C’est entre Ferlens et Auboranges que je me suis réveillé, alors que j’allais faire des courses à la COOP d’Oron. C’est un bout de paysage tapissé de givre qui me sépare de moi-même ; une image traversée par une allée de feuillus désarmés, une grange attendrie au sud par un soleil pâle, une prairie étroite déroulant sa pente jusqu’à la route. Je m’arrête et fais une photographie.
Retenir, cueillir, noter quelque chose, le matin déjà, c’est accepter que cette chose, quelle qu’elle soit, infléchisse notre parcours, oriente notre regard, anime nos pensées jusqu’au soir ; elle nous oblige à cesser d’être à la traîne, à nous extraire de nous-mêmes et du monde, à prendre les devants, à donner une couleur à ce qui nous entoure et que nous découvrons pour la première fois. Marcher, regarder, penser deviennent des aventures.

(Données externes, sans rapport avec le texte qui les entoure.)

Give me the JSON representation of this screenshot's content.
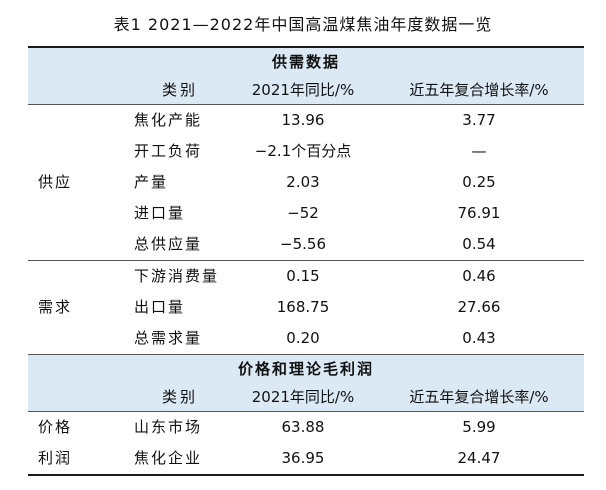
{
  "title": "表1 2021—2022年中国高温煤焦油年度数据一览",
  "sections": {
    "supply_demand": {
      "title": "供需数据",
      "headers": {
        "category": "类别",
        "yoy": "2021年同比/%",
        "cagr": "近五年复合增长率/%"
      },
      "supply": {
        "label": "供应",
        "rows": [
          {
            "name": "焦化产能",
            "yoy": "13.96",
            "cagr": "3.77"
          },
          {
            "name": "开工负荷",
            "yoy": "−2.1个百分点",
            "cagr": "—"
          },
          {
            "name": "产量",
            "yoy": "2.03",
            "cagr": "0.25"
          },
          {
            "name": "进口量",
            "yoy": "−52",
            "cagr": "76.91"
          },
          {
            "name": "总供应量",
            "yoy": "−5.56",
            "cagr": "0.54"
          }
        ]
      },
      "demand": {
        "label": "需求",
        "rows": [
          {
            "name": "下游消费量",
            "yoy": "0.15",
            "cagr": "0.46"
          },
          {
            "name": "出口量",
            "yoy": "168.75",
            "cagr": "27.66"
          },
          {
            "name": "总需求量",
            "yoy": "0.20",
            "cagr": "0.43"
          }
        ]
      }
    },
    "price_profit": {
      "title": "价格和理论毛利润",
      "headers": {
        "category": "类别",
        "yoy": "2021年同比/%",
        "cagr": "近五年复合增长率/%"
      },
      "rows": [
        {
          "group": "价格",
          "name": "山东市场",
          "yoy": "63.88",
          "cagr": "5.99"
        },
        {
          "group": "利润",
          "name": "焦化企业",
          "yoy": "36.95",
          "cagr": "24.47"
        }
      ]
    }
  }
}
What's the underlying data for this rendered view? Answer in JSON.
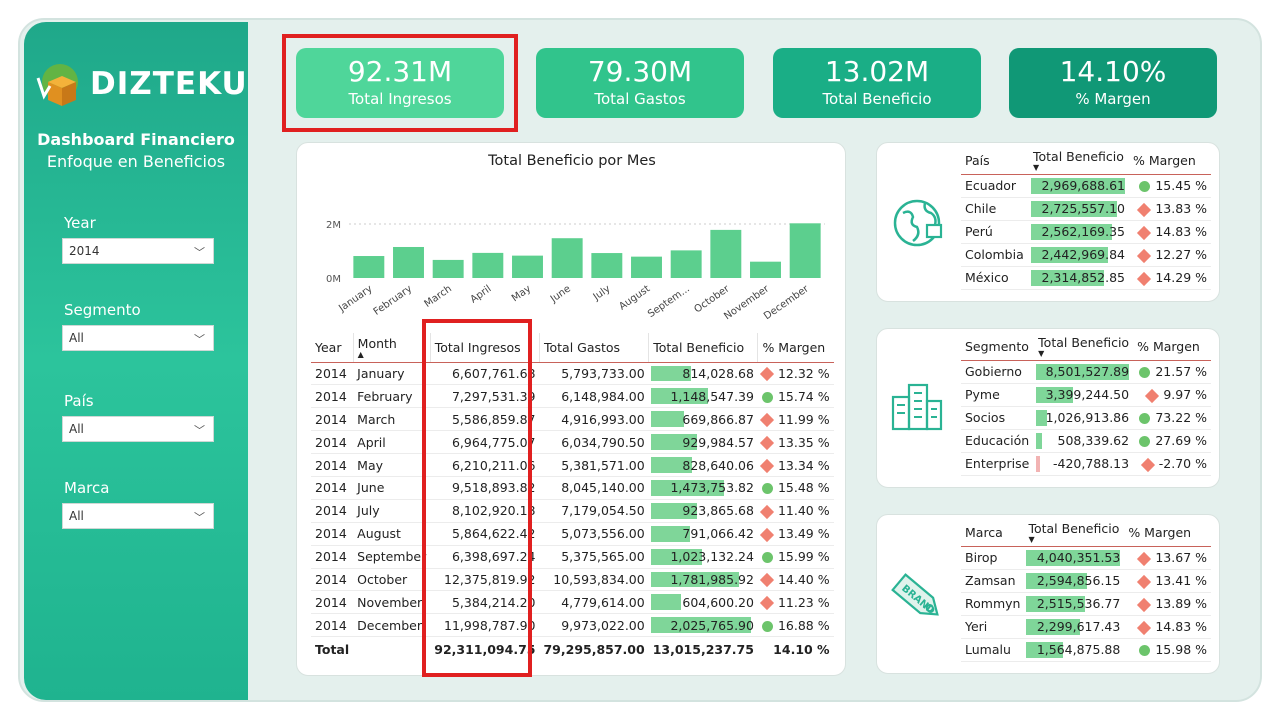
{
  "brand": {
    "name": "DIZTEKU",
    "title": "Dashboard Financiero",
    "subtitle": "Enfoque en Beneficios"
  },
  "filters": [
    {
      "label": "Year",
      "value": "2014"
    },
    {
      "label": "Segmento",
      "value": "All"
    },
    {
      "label": "País",
      "value": "All"
    },
    {
      "label": "Marca",
      "value": "All"
    }
  ],
  "kpis": [
    {
      "value": "92.31M",
      "label": "Total Ingresos",
      "color": "#4fd69a"
    },
    {
      "value": "79.30M",
      "label": "Total Gastos",
      "color": "#31c48c"
    },
    {
      "value": "13.02M",
      "label": "Total Beneficio",
      "color": "#1aae86"
    },
    {
      "value": "14.10%",
      "label": "% Margen",
      "color": "#109876"
    }
  ],
  "chart_data": {
    "type": "bar",
    "title": "Total Beneficio por Mes",
    "categories": [
      "January",
      "February",
      "March",
      "April",
      "May",
      "June",
      "July",
      "August",
      "Septem...",
      "October",
      "November",
      "December"
    ],
    "values": [
      814028.68,
      1148547.39,
      669866.87,
      929984.57,
      828640.06,
      1473753.82,
      923865.68,
      791066.42,
      1023132.24,
      1781985.92,
      604600.2,
      2025765.9
    ],
    "yticks": [
      "2M",
      "0M"
    ],
    "ylim": [
      0,
      2200000
    ],
    "bar_color": "#5ccf8e"
  },
  "main_table": {
    "headers": [
      "Year",
      "Month",
      "Total Ingresos",
      "Total Gastos",
      "Total Beneficio",
      "% Margen"
    ],
    "rows": [
      [
        "2014",
        "January",
        "6,607,761.68",
        "5,793,733.00",
        "814,028.68",
        "12.32 %"
      ],
      [
        "2014",
        "February",
        "7,297,531.39",
        "6,148,984.00",
        "1,148,547.39",
        "15.74 %"
      ],
      [
        "2014",
        "March",
        "5,586,859.87",
        "4,916,993.00",
        "669,866.87",
        "11.99 %"
      ],
      [
        "2014",
        "April",
        "6,964,775.07",
        "6,034,790.50",
        "929,984.57",
        "13.35 %"
      ],
      [
        "2014",
        "May",
        "6,210,211.06",
        "5,381,571.00",
        "828,640.06",
        "13.34 %"
      ],
      [
        "2014",
        "June",
        "9,518,893.82",
        "8,045,140.00",
        "1,473,753.82",
        "15.48 %"
      ],
      [
        "2014",
        "July",
        "8,102,920.18",
        "7,179,054.50",
        "923,865.68",
        "11.40 %"
      ],
      [
        "2014",
        "August",
        "5,864,622.42",
        "5,073,556.00",
        "791,066.42",
        "13.49 %"
      ],
      [
        "2014",
        "September",
        "6,398,697.24",
        "5,375,565.00",
        "1,023,132.24",
        "15.99 %"
      ],
      [
        "2014",
        "October",
        "12,375,819.92",
        "10,593,834.00",
        "1,781,985.92",
        "14.40 %"
      ],
      [
        "2014",
        "November",
        "5,384,214.20",
        "4,779,614.00",
        "604,600.20",
        "11.23 %"
      ],
      [
        "2014",
        "December",
        "11,998,787.90",
        "9,973,022.00",
        "2,025,765.90",
        "16.88 %"
      ]
    ],
    "bar_fracs": [
      0.4,
      0.57,
      0.33,
      0.46,
      0.41,
      0.73,
      0.46,
      0.39,
      0.51,
      0.88,
      0.3,
      1.0
    ],
    "markers": [
      "d",
      "c",
      "d",
      "d",
      "d",
      "c",
      "d",
      "d",
      "c",
      "d",
      "d",
      "c"
    ],
    "total": [
      "Total",
      "",
      "92,311,094.75",
      "79,295,857.00",
      "13,015,237.75",
      "14.10 %"
    ]
  },
  "pais_table": {
    "headers": [
      "País",
      "Total Beneficio",
      "% Margen"
    ],
    "rows": [
      [
        "Ecuador",
        "2,969,688.61",
        "15.45 %"
      ],
      [
        "Chile",
        "2,725,557.10",
        "13.83 %"
      ],
      [
        "Perú",
        "2,562,169.35",
        "14.83 %"
      ],
      [
        "Colombia",
        "2,442,969.84",
        "12.27 %"
      ],
      [
        "México",
        "2,314,852.85",
        "14.29 %"
      ]
    ],
    "bar_fracs": [
      1.0,
      0.92,
      0.86,
      0.82,
      0.78
    ],
    "markers": [
      "c",
      "d",
      "d",
      "d",
      "d"
    ]
  },
  "segmento_table": {
    "headers": [
      "Segmento",
      "Total Beneficio",
      "% Margen"
    ],
    "rows": [
      [
        "Gobierno",
        "8,501,527.89",
        "21.57 %"
      ],
      [
        "Pyme",
        "3,399,244.50",
        "9.97 %"
      ],
      [
        "Socios",
        "1,026,913.86",
        "73.22 %"
      ],
      [
        "Educación",
        "508,339.62",
        "27.69 %"
      ],
      [
        "Enterprise",
        "-420,788.13",
        "-2.70 %"
      ]
    ],
    "bar_fracs": [
      1.0,
      0.4,
      0.12,
      0.06,
      -0.05
    ],
    "markers": [
      "c",
      "d",
      "c",
      "c",
      "d"
    ]
  },
  "marca_table": {
    "headers": [
      "Marca",
      "Total Beneficio",
      "% Margen"
    ],
    "rows": [
      [
        "Birop",
        "4,040,351.53",
        "13.67 %"
      ],
      [
        "Zamsan",
        "2,594,856.15",
        "13.41 %"
      ],
      [
        "Rommyn",
        "2,515,536.77",
        "13.89 %"
      ],
      [
        "Yeri",
        "2,299,617.43",
        "14.83 %"
      ],
      [
        "Lumalu",
        "1,564,875.88",
        "15.98 %"
      ]
    ],
    "bar_fracs": [
      1.0,
      0.64,
      0.62,
      0.57,
      0.39
    ],
    "markers": [
      "d",
      "d",
      "d",
      "d",
      "c"
    ]
  }
}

Marinette m’a confié l’autre jour qu’elle n’en avait pas vu dans ses friches ; c’est pourtant un temps à chardonnerets ; je cherche, demande à gauche, à droite sans en savoir plus. Je regarde quelques-unes de ses représentations, celle du Maître du Haut-Rhin, dans laquelle un couple de chardonnerets, perchés sur un rosier au pied duquel poussent des fraises, regardent par la fenêtre.